Bob, a fantastic research, all the way to Tasmania. Norfolk Island must have been the worst place for a prisoner. No wonder he was disorderly. It would be faboulous if you could find out what happend after he served his sentence.

Alan Burnett said...

Sometimes family history is interesting because it is your family and in a way it is about you. But sometimes family history is fascinating even if it isn't your family because it is part detective novel and part social history lesson. This is what makes programmes like "Who Do You think You Are" so successful and this is what makes your post so fascinating.

Howard said...

Truly fascinating, I do hope you can find out more about him.

aw said...

A fascinating story, Bob. We never know what we might uncover when we start to resaerch our ancestors and often the documents just don't seem to be avaiable. Good luck with taking this further. Good detective work.

ScotSue said...

I would love to have such a black sheep in my family. It makes for such a good leeson in research techniques, in varied source material, and finally a fascinating story. A great detective hunt along the ancestral trail.

Christine H. said...

What an incredible story. I think this call for a research trip to Tasmania, don't you?

Kathy Morales said...

I admire what you have discovered so far in your research. A sad tale. Everything taken from him and no hope for the future it seems.

barbara and nancy said...

That is such a sad story. The punishment certainly didn't fit the crime in his case.
But his sentence seemed to have affected him for the worse.
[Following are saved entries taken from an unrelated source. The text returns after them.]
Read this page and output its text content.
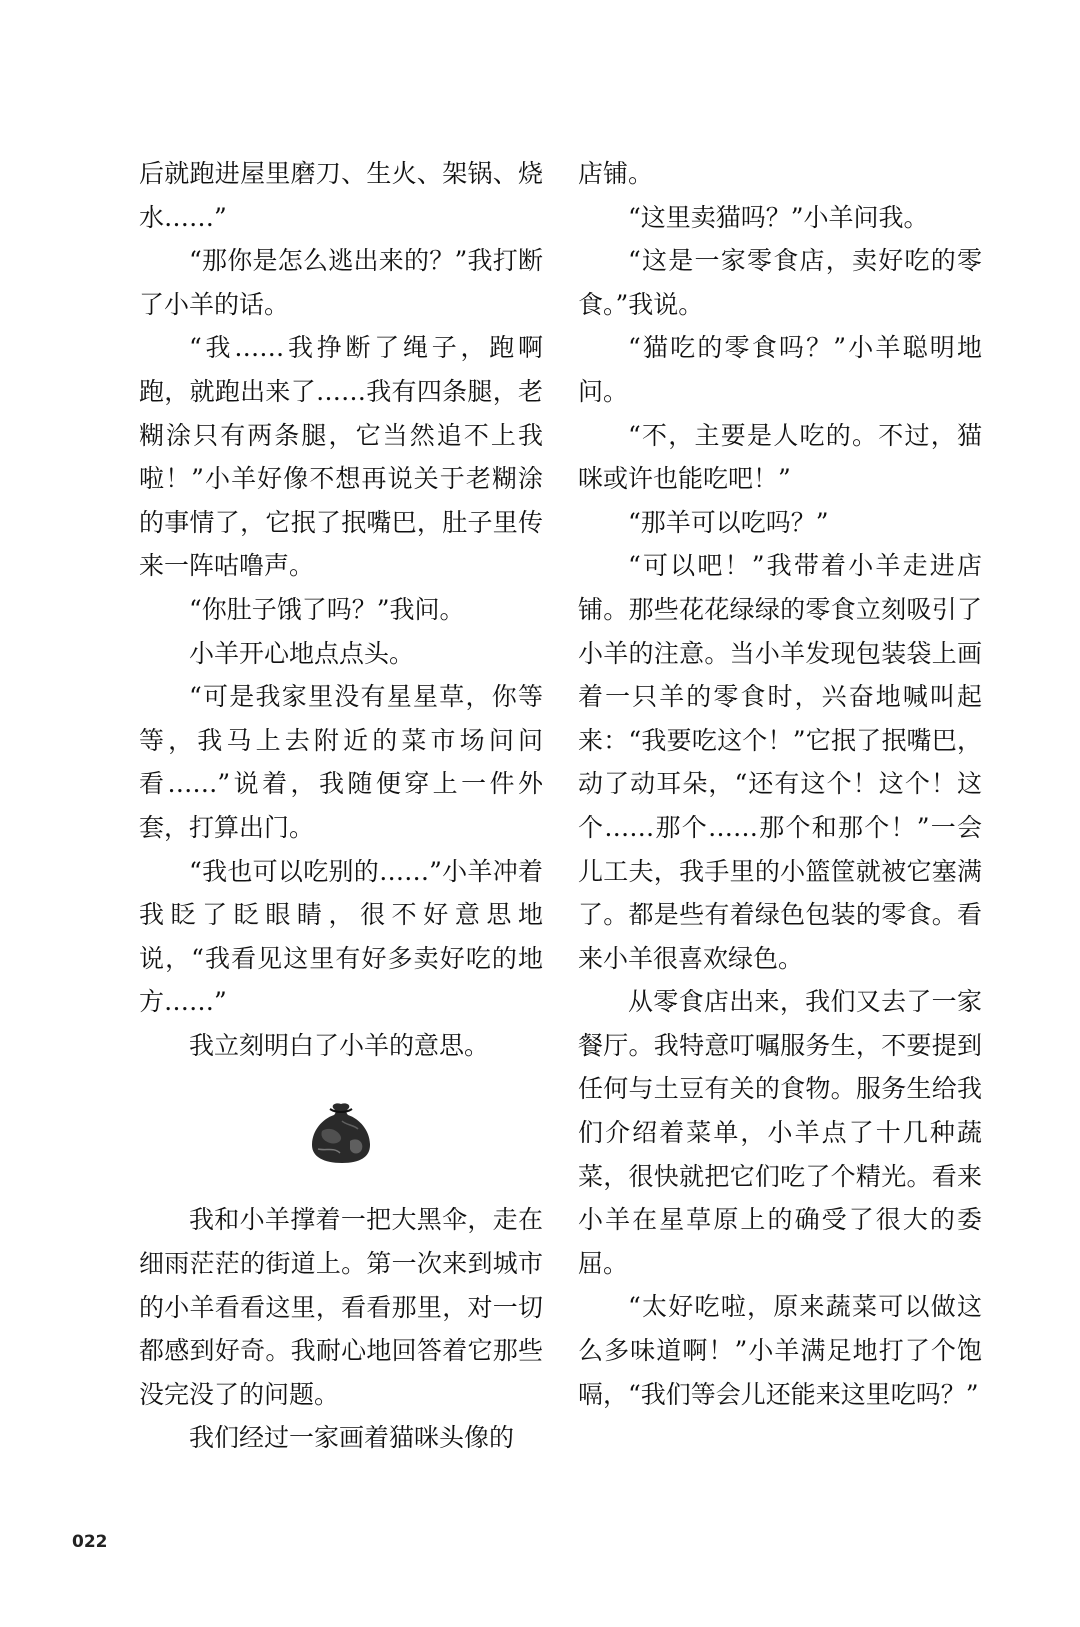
后就跑进屋里磨刀、生火、架锅、烧水……”

“那你是怎么逃出来的？”我打断了小羊的话。

“我……我挣断了绳子，跑啊跑，就跑出来了……我有四条腿，老糊涂只有两条腿，它当然追不上我啦！”小羊好像不想再说关于老糊涂的事情了，它抿了抿嘴巴，肚子里传来一阵咕噜声。

“你肚子饿了吗？”我问。

小羊开心地点点头。

“可是我家里没有星星草，你等等，我马上去附近的菜市场问问看……”说着，我随便穿上一件外套，打算出门。

“我也可以吃别的……”小羊冲着我眨了眨眼睛，很不好意思地说，“我看见这里有好多卖好吃的地方……”

我立刻明白了小羊的意思。

我和小羊撑着一把大黑伞，走在细雨茫茫的街道上。第一次来到城市的小羊看看这里，看看那里，对一切都感到好奇。我耐心地回答着它那些没完没了的问题。

我们经过一家画着猫咪头像的

店铺。

“这里卖猫吗？”小羊问我。

“这是一家零食店，卖好吃的零食。”我说。

“猫吃的零食吗？”小羊聪明地问。

“不，主要是人吃的。不过，猫咪或许也能吃吧！”

“那羊可以吃吗？”

“可以吧！”我带着小羊走进店铺。那些花花绿绿的零食立刻吸引了小羊的注意。当小羊发现包装袋上画着一只羊的零食时，兴奋地喊叫起来：“我要吃这个！”它抿了抿嘴巴，动了动耳朵，“还有这个！这个！这个……那个……那个和那个！”一会儿工夫，我手里的小篮筐就被它塞满了。都是些有着绿色包装的零食。看来小羊很喜欢绿色。

从零食店出来，我们又去了一家餐厅。我特意叮嘱服务生，不要提到任何与土豆有关的食物。服务生给我们介绍着菜单，小羊点了十几种蔬菜，很快就把它们吃了个精光。看来小羊在星草原上的确受了很大的委屈。

“太好吃啦，原来蔬菜可以做这么多味道啊！”小羊满足地打了个饱嗝，“我们等会儿还能来这里吃吗？”

022
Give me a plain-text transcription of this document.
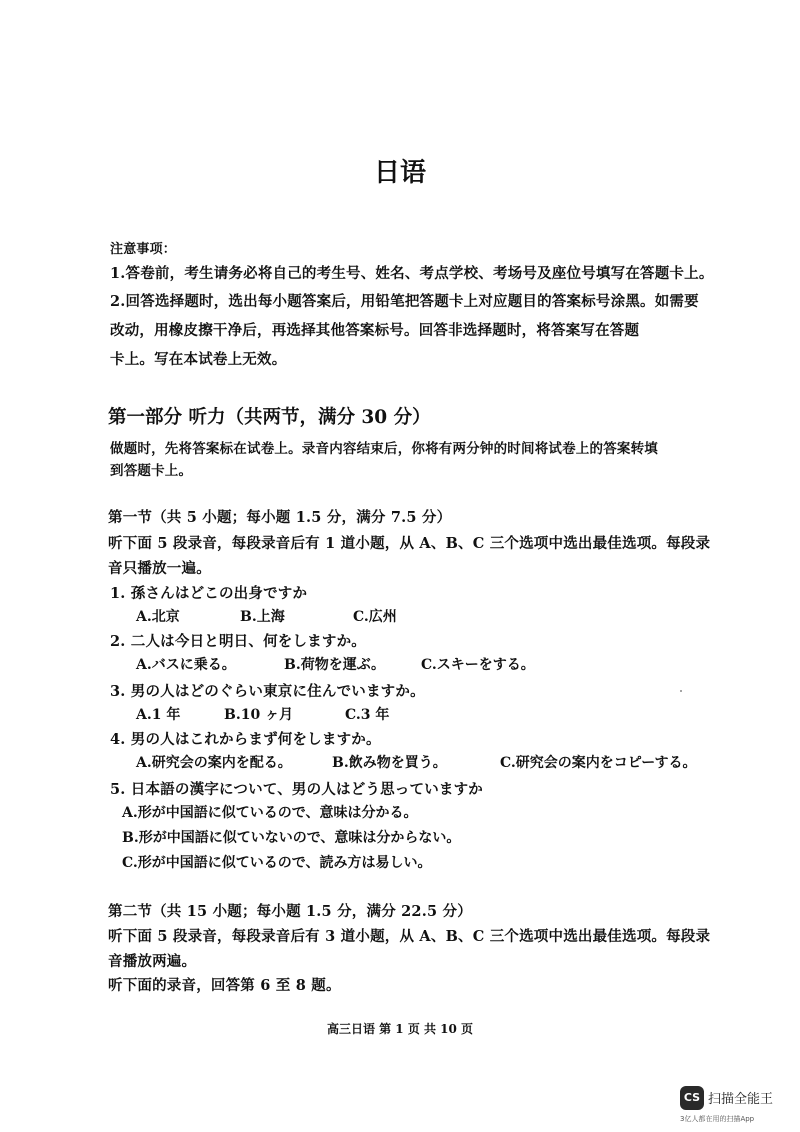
日语
注意事项：
1.答卷前，考生请务必将自己的考生号、姓名、考点学校、考场号及座位号填写在答题卡上。
2.回答选择题时，选出每小题答案后，用铅笔把答题卡上对应题目的答案标号涂黑。如需要
改动，用橡皮擦干净后，再选择其他答案标号。回答非选择题时，将答案写在答题
卡上。写在本试卷上无效。
第一部分 听力（共两节，满分 30 分）
做题时，先将答案标在试卷上。录音内容结束后，你将有两分钟的时间将试卷上的答案转填
到答题卡上。
第一节（共 5 小题；每小题 1.5 分，满分 7.5 分）
听下面 5 段录音，每段录音后有 1 道小题，从 A、B、C 三个选项中选出最佳选项。每段录
音只播放一遍。
1. 孫さんはどこの出身ですか
A.北京	B.上海	C.広州
2. 二人は今日と明日、何をしますか。
A.バスに乗る。	B.荷物を運ぶ。	C.スキーをする。
3. 男の人はどのぐらい東京に住んでいますか。
A.1 年	B.10 ヶ月	C.3 年
4. 男の人はこれからまず何をしますか。
A.研究会の案内を配る。	B.飲み物を買う。	C.研究会の案内をコピーする。
5. 日本語の漢字について、男の人はどう思っていますか
A.形が中国語に似ているので、意味は分かる。
B.形が中国語に似ていないので、意味は分からない。
C.形が中国語に似ているので、読み方は易しい。
第二节（共 15 小题；每小题 1.5 分，满分 22.5 分）
听下面 5 段录音，每段录音后有 3 道小题，从 A、B、C 三个选项中选出最佳选项。每段录
音播放两遍。
听下面的录音，回答第 6 至 8 题。
高三日语 第 1 页 共 10 页
CS 扫描全能王
3亿人都在用的扫描App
Unless he was just naturally incorrigible.

Hilary Melton-Butcher said...

Hi Bob - amazing that you've managed to trace Thomas ... fascinating search - and then letting us read 'all about it' ... I hope you can find more and trace ancestors and relatives in Australia ...

At least Scotney is a good name when doing research ...
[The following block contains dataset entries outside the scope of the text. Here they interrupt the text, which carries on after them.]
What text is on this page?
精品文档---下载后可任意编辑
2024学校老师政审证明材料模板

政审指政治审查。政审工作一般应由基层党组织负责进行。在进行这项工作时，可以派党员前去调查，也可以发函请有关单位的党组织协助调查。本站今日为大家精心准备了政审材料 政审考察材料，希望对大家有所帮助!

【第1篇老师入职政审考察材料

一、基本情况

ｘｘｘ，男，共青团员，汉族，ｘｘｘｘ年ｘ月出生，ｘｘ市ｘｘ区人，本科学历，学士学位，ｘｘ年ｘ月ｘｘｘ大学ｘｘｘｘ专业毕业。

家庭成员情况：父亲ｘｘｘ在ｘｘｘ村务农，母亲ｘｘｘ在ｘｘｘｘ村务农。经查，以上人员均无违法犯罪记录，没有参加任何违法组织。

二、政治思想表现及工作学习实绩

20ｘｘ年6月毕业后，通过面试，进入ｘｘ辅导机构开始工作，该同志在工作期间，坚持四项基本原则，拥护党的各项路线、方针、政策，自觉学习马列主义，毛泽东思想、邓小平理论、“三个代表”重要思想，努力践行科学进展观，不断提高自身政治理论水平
Fascinating read ... and I've answered your BBC questions on my blog ...

Cheers Hilary


The judicial system has certainly changed over time as such offenses are now looked at as almost minor offences... Now they have gym, cable, internet, conjugal visits, etc...
and during their trial, they are set as the victims!! Honestly!!!
I would gladly ship some to far away places for some true hardship.
But as far as your post goes,
this was really entertaining!!

Little Nell said...

Alan took the words right out of my ....mind. As I was reading your account of your highwayman ancestor, I thought about the 'Who Do You Think You Ae?' link too. Witnessing how celebrites are brought up short when they find these skeletons in the cupboard always amuses me, but I do feel sympthy too. I hope it wasn't too much of a shock!
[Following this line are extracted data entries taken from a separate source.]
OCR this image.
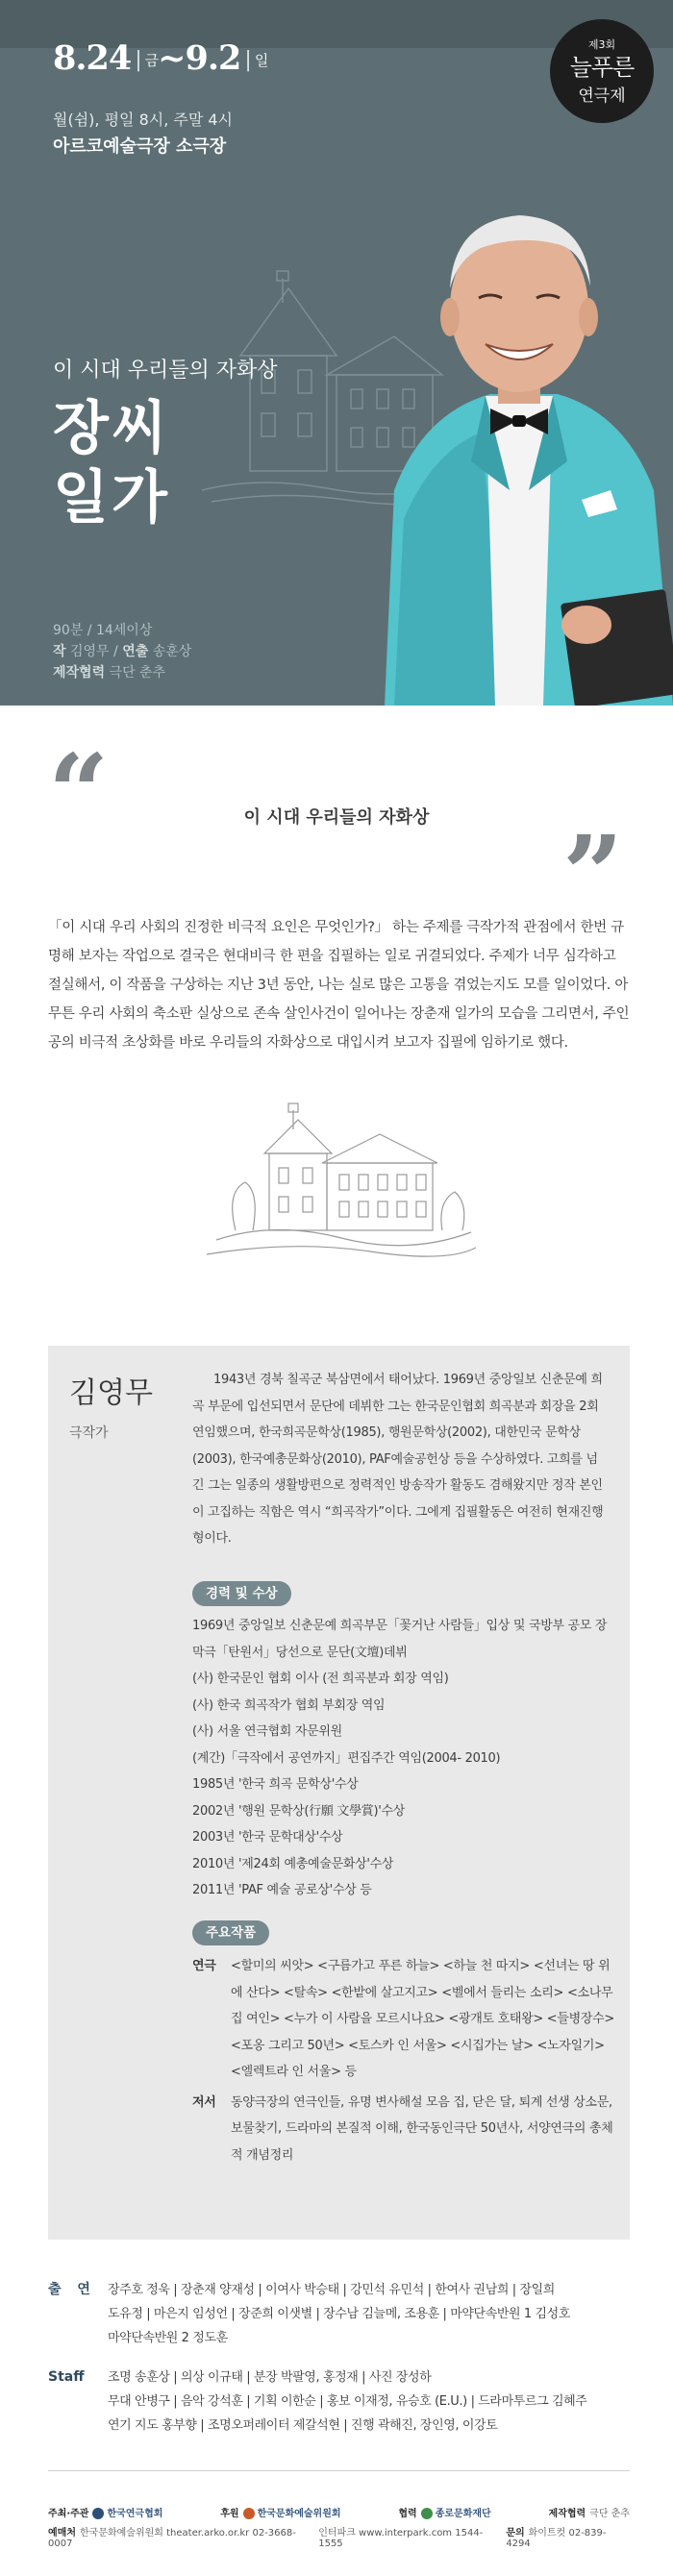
8.24 | 금~9.2 | 일
월(쉼), 평일 8시, 주말 4시
아르코예술극장 소극장
제3회
늘푸른
연극제
이 시대 우리들의 자화상
장씨
일가
90분 / 14세이상
작 김영무 / 연출 송훈상
제작협력 극단 춘추
“	이 시대 우리들의 자화상	”

「이 시대 우리 사회의 진정한 비극적 요인은 무엇인가?」 하는 주제를 극작가적 관점에서 한번 규명해 보자는 작업으로 결국은 현대비극 한 편을 집필하는 일로 귀결되었다. 주제가 너무 심각하고 절실해서, 이 작품을 구상하는 지난 3년 동안, 나는 실로 많은 고통을 겪었는지도 모를 일이었다. 아무튼 우리 사회의 축소판 실상으로 존속 살인사건이 일어나는 장춘재 일가의 모습을 그리면서, 주인공의 비극적 초상화를 바로 우리들의 자화상으로 대입시켜 보고자 집필에 임하기로 했다.

김영무
극작가

1943년 경북 칠곡군 북삼면에서 태어났다. 1969년 중앙일보 신춘문예 희곡 부문에 입선되면서 문단에 데뷔한 그는 한국문인협회 희곡분과 회장을 2회 연임했으며, 한국희곡문학상(1985), 행원문학상(2002), 대한민국 문학상(2003), 한국예총문화상(2010), PAF예술공헌상 등을 수상하였다. 고희를 넘긴 그는 일종의 생활방편으로 정력적인 방송작가 활동도 겸해왔지만 정작 본인이 고집하는 직함은 역시 “희곡작가”이다. 그에게 집필활동은 여전히 현재진행형이다.

경력 및 수상
1969년 중앙일보 신춘문예 희곡부문「꽃거난 사람들」입상 및 국방부 공모 장막극「탄원서」당선으로 문단(文壇)데뷔
(사) 한국문인 협회 이사 (전 희곡분과 회장 역임)
(사) 한국 희곡작가 협회 부회장 역임
(사) 서울 연극협회 자문위원
(계간)「극작에서 공연까지」편집주간 역임(2004- 2010)
1985년 '한국 희곡 문학상'수상
2002년 '행원 문학상(行願 文學賞)'수상
2003년 '한국 문학대상'수상
2010년 '제24회 예총예술문화상'수상
2011년 'PAF 예술 공로상'수상 등
주요작품
연극	<할미의 씨앗> <구름가고 푸른 하늘> <하늘 천 따지> <선녀는 땅 위에 산다> <탈속> <한밭에 살고지고> <벨에서 들리는 소리> <소나무집 여인> <누가 이 사람을 모르시나요> <광개토 호태왕> <들병장수> <포옹 그리고 50년> <토스카 인 서울> <시집가는 날> <노자일기> <엘렉트라 인 서울> 등
저서	동양극장의 연극인들, 유명 변사해설 모음 집, 닫은 달, 퇴계 선생 상소문, 보물찾기, 드라마의 본질적 이해, 한국동인극단 50년사, 서양연극의 총체적 개념정리
출 연 장주호 정욱 | 장춘재 양재성 | 이여사 박승태 | 강민석 유민석 | 한여사 권남희 | 장일희
도유정 | 마은지 임성언 | 장준희 이샛별 | 장수남 김늘메, 조용훈 | 마약단속반원 1 김성호
마약단속반원 2 정도훈
Staff	조명 송훈상 | 의상 이규태 | 분장 박팔영, 홍정재 | 사진 장성하
무대 안병구 | 음악 강석훈 | 기획 이한순 | 홍보 이재정, 유승호 (E.U.) | 드라마투르그 김혜주
연기 지도 홍부향 | 조명오퍼레이터 제갈석현 | 진행 곽해진, 장인영, 이강토
주최·주관 한국연극협회	후원 한국문화예술위원회	협력 종로문화재단	제작협력 극단 춘추
예매처 한국문화예술위원회 theater.arko.or.kr 02-3668-0007
인터파크 www.interpark.com 1544-1555
문의 화이트컷 02-839-4294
(Queenmothermamaw) Peggy said...

Tasmanian devil came to mind as I read this. I think the USA is going to have to find an island to ship our criminals to as it is said the prisons are over flowing and these are for deadly crimes. I enjoyed this muchly.

Tattered and Lost said...

Geez, he wasn't even given three strikes. Amazing how judicial punishment has been handed out over time. I know of a fellow who committed a heinous crime who only served 4 years and 3 months in prison. My feeling is he should have spent the rest of his life in prison, but the judge took a liking to him. Your poor relative obviously did not impress the judge.

Jana Last said...

Wow! This is quite a story! And quite a sad tale indeed. Hope you are able to find out just whatever became of him. That would make for an interesting follow-up post.

Mike Brubaker said...

Such a change from your usual post, Bob and as I read about your research I recognized that I already knew this story. I am halfway through "The Fatal Shore" by Robert Hughes which describes these same early voyages of British felons to Australia. The author makes great use of first hand quotes and it's one of best histories I read. Those first transported colonists were literally being sent to the moon, as no one had a clue about the reality of Australia. Very different from the history of criminals sent to America. I hope you can discover more on Thomas, as his story sounds like it deserves to be told.

Christine Nicholds said...

I have a transcribed the Agincourt's Surgeon's Journal if you are interested and I'm am quite happy to send you a copy. My convict on board was Joseph Castelow.